As a visiting Professor he has lectured at Colgate University in the USA. He has also taught at the University of Minnesota and delivered lectures at McGill University in Canada and at the University of Illinois, Champaign-Urbana, USA. He has also served as an external examiner at Agostinho Neto University in Angola.

His publications include books and articles on social and economic history as well as on land use and higher education issues.

Apart from teaching at the university, between 2001 and 2015 he has been involved in the management of higher education at the national level in Mozambique. First as the Coordinator of Higher Education (2001-2005) in the Ministry of Higher Education, Science and Technology, then as an adviser to the Minister of Education and Culture on higher education matters (2005-2010), and finally as Deputy Minister of Education responding for Higher Education (2010-2015).
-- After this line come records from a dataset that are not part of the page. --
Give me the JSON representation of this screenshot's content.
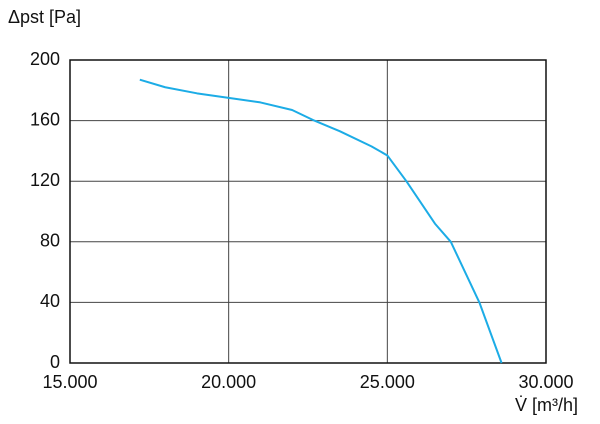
{
  "chart_data": {
    "type": "line",
    "y_label": "Δpst [Pa]",
    "x_label": "V̇ [m³/h]",
    "x": [
      17200,
      18000,
      19000,
      20000,
      21000,
      22000,
      22700,
      23500,
      24500,
      25000,
      25600,
      26500,
      27000,
      27900,
      28600
    ],
    "series": [
      {
        "color": "#1cace6",
        "values": [
          187,
          182,
          178,
          175,
          172,
          167,
          160,
          153,
          143,
          137,
          120,
          92,
          80,
          40,
          0
        ]
      }
    ],
    "xlim": [
      15000,
      30000
    ],
    "xticks": [
      {
        "value": 15000,
        "label": "15.000"
      },
      {
        "value": 20000,
        "label": "20.000"
      },
      {
        "value": 25000,
        "label": "25.000"
      },
      {
        "value": 30000,
        "label": "30.000"
      }
    ],
    "ylim": [
      0,
      200
    ],
    "yticks": [
      0,
      40,
      80,
      120,
      160,
      200
    ],
    "grid": true
  }
}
Previously he had served as the Planning Director at Eduardo Mondlane University between 1997 and 2001.

Between 2006 and 2012 he was part of the ADEA Working Group on Higher Education, which he chaired from 2009 to 2012.

On a part-time basis he chaired the Land Studies Unit, known in Portuguese, as Núcleo de Estudos de Terra e Desenvolvimento, between 1997 and 2006, which was responsible for research on land and environmental issues, including gender in rural areas. Funded initially by USAID, then by Ford and Kellogg Foundations, this Unit was responsible for recommending new land legislation and its dissemination throughout the country, for training many young Mozambicans in research leading to scientific essays for the completion of the first degrees, and for sending abroad students for their M.A. degrees. Later the Unit led the process that established the first M.A. degree in Mozambique in Rural Sociology and Development.